Artist spotlight: Sandi Schwert

Paul Karner

When asked why art is important, liberal arts students will often recite an excerpt from an application essay they once wrote or perhaps refer to their favorite Henry David Thoreau quote in an answer entirely logical and for the most part unarguable. However, there are a handful of student artists who will politely smirk and shrug their shoulders as though you’d asked them why breathing is important or something equally preposterous. Sandi Schwert, a senior art major, is one artist who has not lost any sleep over the “why,” but like a true artist, has allowed her life to be consumed with the more elusive “how.”
As a high school student in the rural town of Gays Mills, Wis., Schwert took to her artistic pursuits with the zeal of an artist unconcerned with the looming pulls of academia. She would often spend long nights in the art room over paintings and sculptures and in a number of art classes that she designed herself, yet she claims she “was never really ‘serious’ about art in high school.”

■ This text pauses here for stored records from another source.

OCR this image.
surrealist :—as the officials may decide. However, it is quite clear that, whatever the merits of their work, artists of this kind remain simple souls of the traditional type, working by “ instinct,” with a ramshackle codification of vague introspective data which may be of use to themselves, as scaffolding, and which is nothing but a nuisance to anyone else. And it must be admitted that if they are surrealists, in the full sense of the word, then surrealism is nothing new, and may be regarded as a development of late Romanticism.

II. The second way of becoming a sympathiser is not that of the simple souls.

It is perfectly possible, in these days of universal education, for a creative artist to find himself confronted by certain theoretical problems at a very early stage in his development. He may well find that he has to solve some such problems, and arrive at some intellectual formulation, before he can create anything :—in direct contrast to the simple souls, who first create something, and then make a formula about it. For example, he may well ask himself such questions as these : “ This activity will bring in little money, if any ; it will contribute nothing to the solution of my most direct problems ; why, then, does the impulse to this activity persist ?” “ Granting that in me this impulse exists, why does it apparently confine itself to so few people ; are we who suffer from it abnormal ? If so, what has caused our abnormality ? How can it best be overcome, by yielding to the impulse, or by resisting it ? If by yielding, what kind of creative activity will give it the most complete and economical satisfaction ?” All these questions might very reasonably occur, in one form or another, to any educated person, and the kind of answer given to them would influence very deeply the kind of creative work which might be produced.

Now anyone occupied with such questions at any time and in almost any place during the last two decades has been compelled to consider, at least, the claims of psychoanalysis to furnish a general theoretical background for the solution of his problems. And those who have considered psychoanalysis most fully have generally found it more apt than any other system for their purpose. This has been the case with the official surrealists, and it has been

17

In fact it wasn’t until the end of her freshman year at Lawrence that Schwert decided to get “serious” about art. As a flutist, Schwert soon became disillusioned with the prospect of being solely a music major and began exploring other disciplines in the college as a double-degree student. “I always thought of art as a dead-end major,” Schwert explains, “but I couldn’t deny the fact that I was an artist… It’s my release: if I don’t make art I kind of go insane.”
Sandi’s decision to major in art was not a tough decision, but a logical concession to the artist that had been developing in her for years. And it’s her modest, and very personal, view of herself as an artist that has influenced her approach to art in recent years. Schwert claims that “art, like music, is a language that everyone can understand and speak.” She views the communicative process between artist and audience as a conversation, with equal consideration for the experiences and thoughts both have to bring to a given work. Her work is often inspired by her own personal intuition – a level of sophistication, she feels, is entirely accessible to an audience without being necessarily tied to a distinct concept.
Recently Schwert has a number of paintings and sculptures displayed in a show at Harmony Caf on Oneida Street in Appleton. The paintings include a couple personal “snapshots” of the artist herself and a series of motion paintings inspired by her younger sister. The sculptures are a set of plaster casts of the artist’s chin, neck, mouth, and clavicle covered in wax, which Schwert claims are inviting to the touch but not without a hint of taboo. There will be a closing reception on Wednesday, May 15 at 7 p.m., complete with refreshments and live music. The reception is free and open to the public, a perfect opportunity for Lawrentians to get a closer glimpse into the mind of this promising Lawrence artist.